The “fairness doctrine,” introduced by the United States Federal Communications Commission (FCC) in 1949, was a policy that required holders of broadcast licenses both to present controversial issues of public importance and to do so in a manner that was — in the FCC’s view — honest, equitable, and balanced. That doctrine was repealed in 1987.
So today, we have a variety of news fiefdoms. Some at one end or the other of the political spectrum. As a result, people tend to flock to the outlet that reflects their own outlook. They can read, watch and listen and then applaud the source.
“What does this mean for the average bear?,” Roswell asked and then responded, “It means people can choose what they want.
And to the question about the credibility of talk show hosts, Roswell said, “Talk show hosts are not journalists.”
He felt that broadcast media often is a step ahead of print, as it can be immediate.
Still, he reads print media regularly, especially the Gloucester County Times, his local newspaper. He mused that the top papers, like the New York Times, Washington Post and the Wall Street Journal, have more resources than smaller outlets.
Our Valley is different. We don’t have local television news; We’re just too far away from Denver and Grand Junction. So print media here remains vital and strong.
Now however, the internet has helped print to compete. Editors can get out their message as quickly as bandwidth allows. Social media allows “push” information that goes directly without any action by the public.
No longer is everyone absorbing the same information, the same talking points and sound bites. On the contrary, we just filter out what we don’t want to hear.

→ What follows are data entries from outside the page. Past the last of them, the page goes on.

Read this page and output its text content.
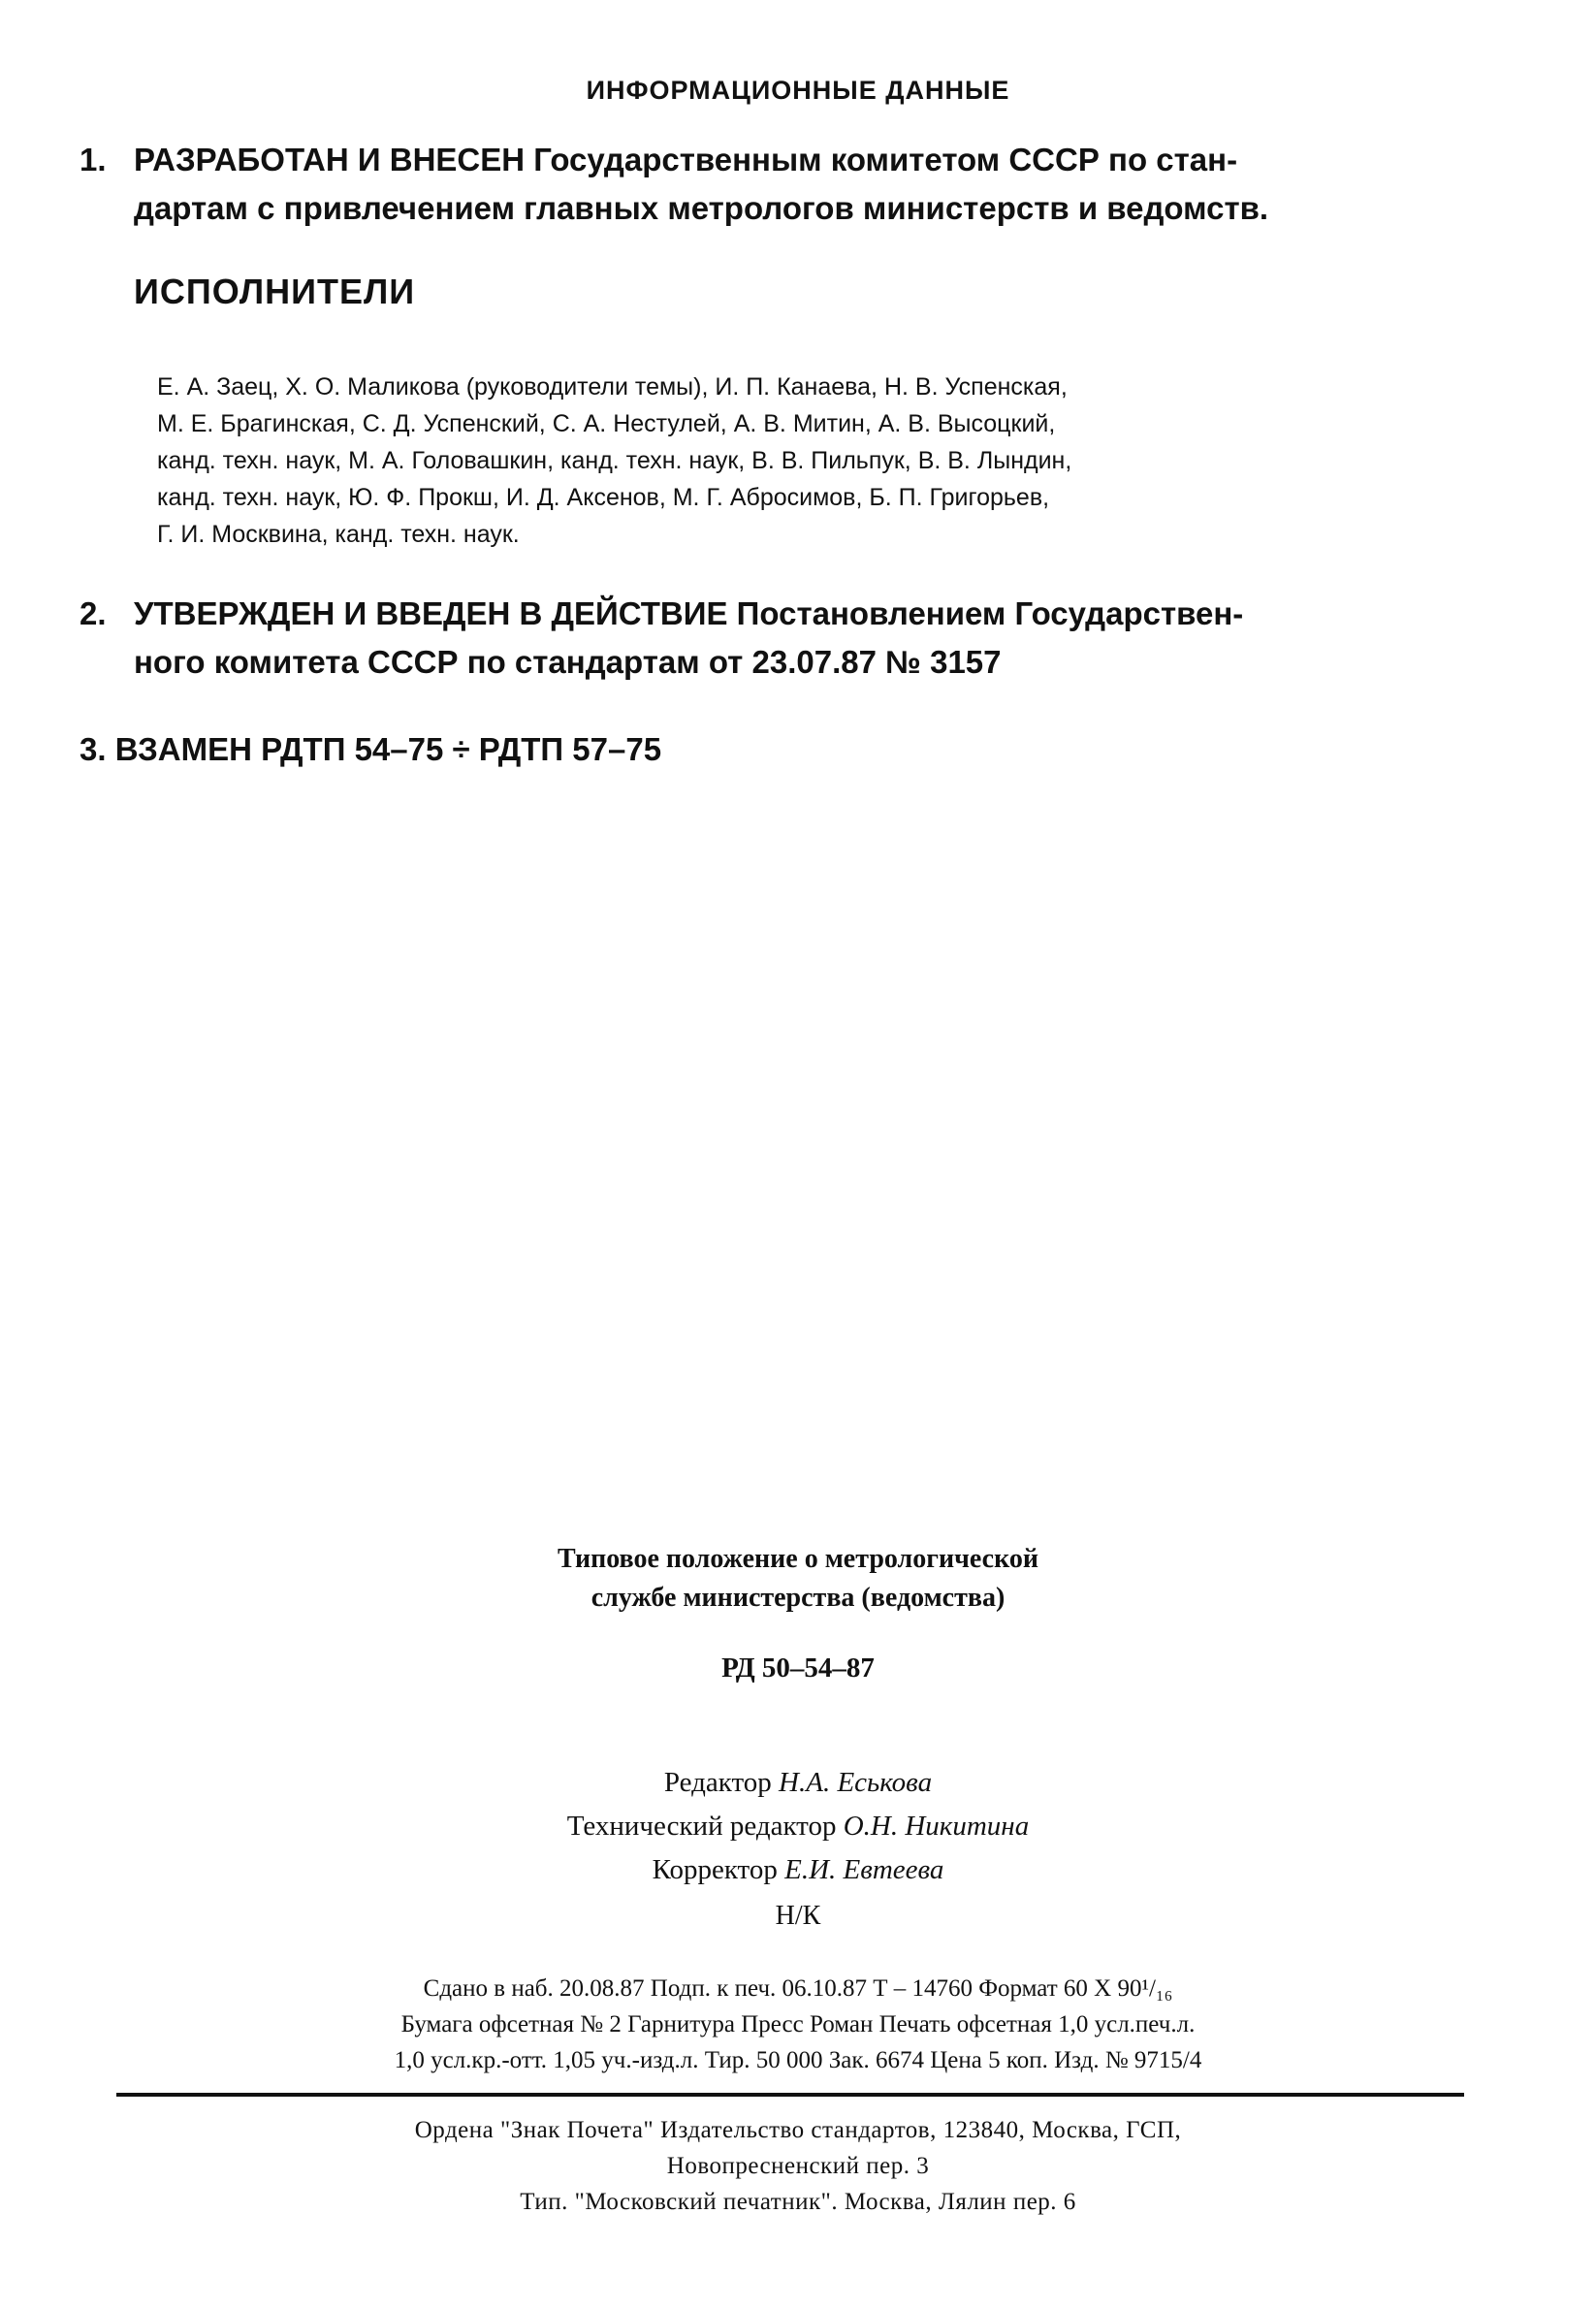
ИНФОРМАЦИОННЫЕ ДАННЫЕ
1. РАЗРАБОТАН И ВНЕСЕН Государственным комитетом СССР по стан-
дартам с привлечением главных метрологов министерств и ведомств.
ИСПОЛНИТЕЛИ
Е. А. Заец, Х. О. Маликова (руководители темы), И. П. Канаева, Н. В. Успенская,
М. Е. Брагинская, С. Д. Успенский, С. А. Нестулей, А. В. Митин, А. В. Высоцкий,
канд. техн. наук, М. А. Головашкин, канд. техн. наук, В. В. Пильпук, В. В. Лындин,
канд. техн. наук, Ю. Ф. Прокш, И. Д. Аксенов, М. Г. Абросимов, Б. П. Григорьев,
Г. И. Москвина, канд. техн. наук.
2. УТВЕРЖДЕН И ВВЕДЕН В ДЕЙСТВИЕ Постановлением Государствен-
ного комитета СССР по стандартам от 23.07.87 № 3157
3. ВЗАМЕН РДТП 54–75 ÷ РДТП 57–75
Типовое положение о метрологической
службе министерства (ведомства)
РД 50–54–87
Редактор Н.А. Еськова
Технический редактор О.Н. Никитина
Корректор Е.И. Евтеева
Н/К
Сдано в наб. 20.08.87 Подп. к печ. 06.10.87 Т – 14760 Формат 60 X 90¹/₁₆
Бумага офсетная № 2 Гарнитура Пресс Роман Печать офсетная 1,0 усл.печ.л.
1,0 усл.кр.-отт. 1,05 уч.-изд.л. Тир. 50 000 Зак. 6674 Цена 5 коп. Изд. № 9715/4
Ордена "Знак Почета" Издательство стандартов, 123840, Москва, ГСП,
Новопресненский пер. 3
Тип. "Московский печатник". Москва, Лялин пер. 6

Enter computers and the internet which have changed the entire planet, the news media in particular. For millennials, it’s hard to imagine not having answering machine, mobile devices or caller ID. And not even a microwave to heat up those leftover lunches that I was eating for dinner as another deadline loomed in front of me.
Journalism — the practice of reporting information unbiased and accurate — has been turned upside down by the relentless push of technology.
Not that it’s a bad thing. It’s just inevitable change — maybe even progress. Just throw in the 24/7 mania caused by so many communication options: cable, satellite, live news streaming, round the clock feeds, smart phones, tablets and even the good old laptop (remember the desktop?).
Change can be beneficial or harmful or both at the same time.
It has been very interesting to compare the past and the present. We are all more knowledgeable and aware because of instant information, yet we are subject to content overload. So often we just tune stuff out. Too much for one single human brain to absorb at once.
But one can’t choose between change in one field of endeavor, such as medicine, and modification in another, like the news media. So we just have to learn to navigate the new cosmos.
The advice I give myself and would give to others is to be carefully selective, educated and reject obviously manufactured information.
I’m so glad I’m back in the newsroom.